Mr Van Acker says based on his experience governments across markets and regions are facing similar challenges, with rising costs associated with funding new technologies for ageing populations.

"The most critical thing I've seen for industry, and I've applied it in Europe and in Asia, is to really work long term with government," he told BiotechDispatch.

"Government tends to see the industry in two ways. On the one hand we're basically a provider, a manufacturer of pharmaceuticals and vaccines, which they kind of see as a cost. On the other hand we're a provider of jobs, of investment and collaboration with the scientific community or with biotech companies, and there they look at us from an industrial policy.

"The problem we face is that there are two different departments in the government and typically they don't talk to one another.
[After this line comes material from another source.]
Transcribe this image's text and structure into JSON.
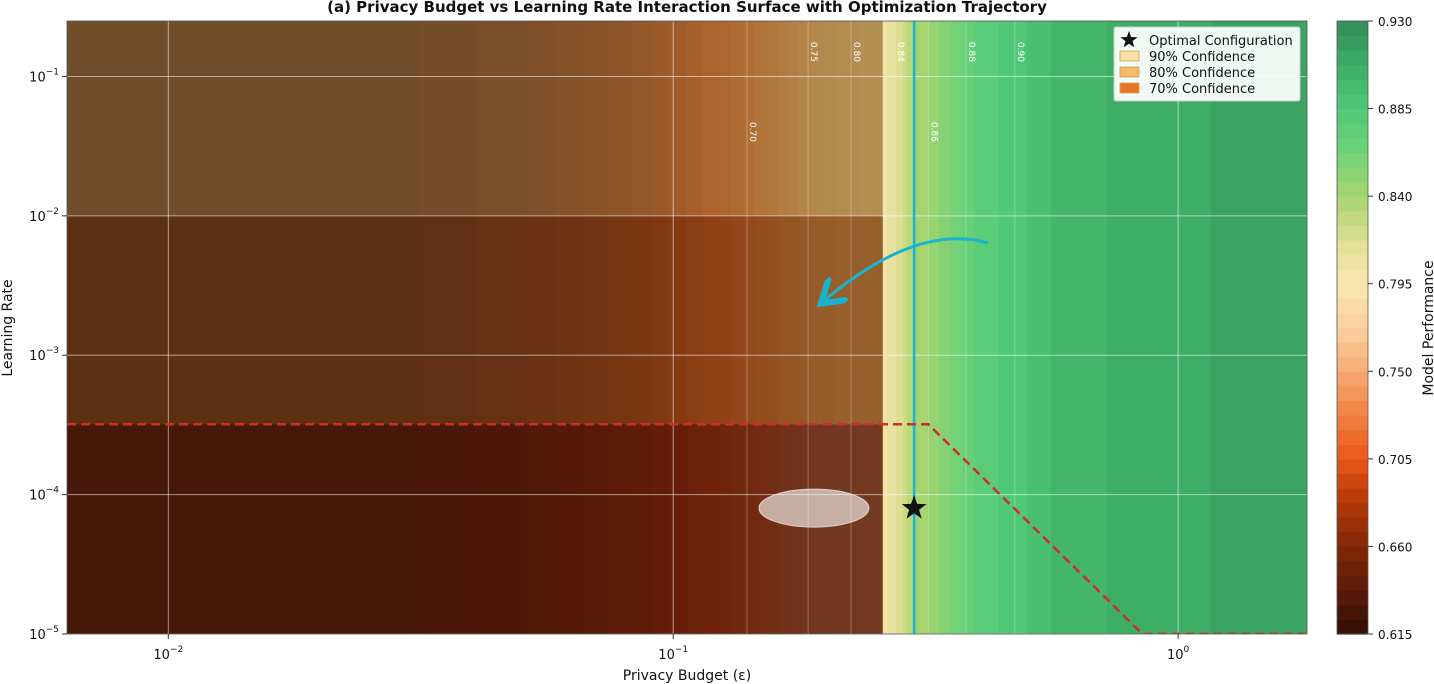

They would like to have our investments but at the same time when they have budgetary pressures for the next year they will cut our prices.

"What we need to do, and I've seen us do it quite successfully in countries globally, is we need to make that link. We need to make that link, first of all internally so when you work as an industry the industry association needs to develop a long-term strategic approach, which marries these two very closely together.

"In Australia, the government has this brilliant new approach of trying to shift from a mining based economy to a science based economy. We need to tell the government, if you do that and you're trying to get investment from large pharmaceutical companies, don't cut our prices on patented medicines like happened last year because you’re sending contradictory messages."

Mr Van Acker uses his own recent experience leading MSD's Asia Pacific region to illustrate the point.

"When I started in my job one of the first things I did was go on a road show to headquarters to sell Asia Pacific. I listed all of my countries, mapping them and putting a green, yellow or red dot against them.

"I had put a green dot against Australia long term because it's clear it’s important and there's potential. I was challenged by some of the most senior people in the company. They were asking me how can you put a green dot when you know prices are not ok in Australia."

He met with government officials during his trip to Australia, congratulating them on the new policy focus on innovation but cautioning against other measures that undermine the country's ability to secure investment from companies like MSD.

"The people sitting in meetings about pricing are the same people that sit in the meetings making the decisions on investments both in clinical studies and in biotech."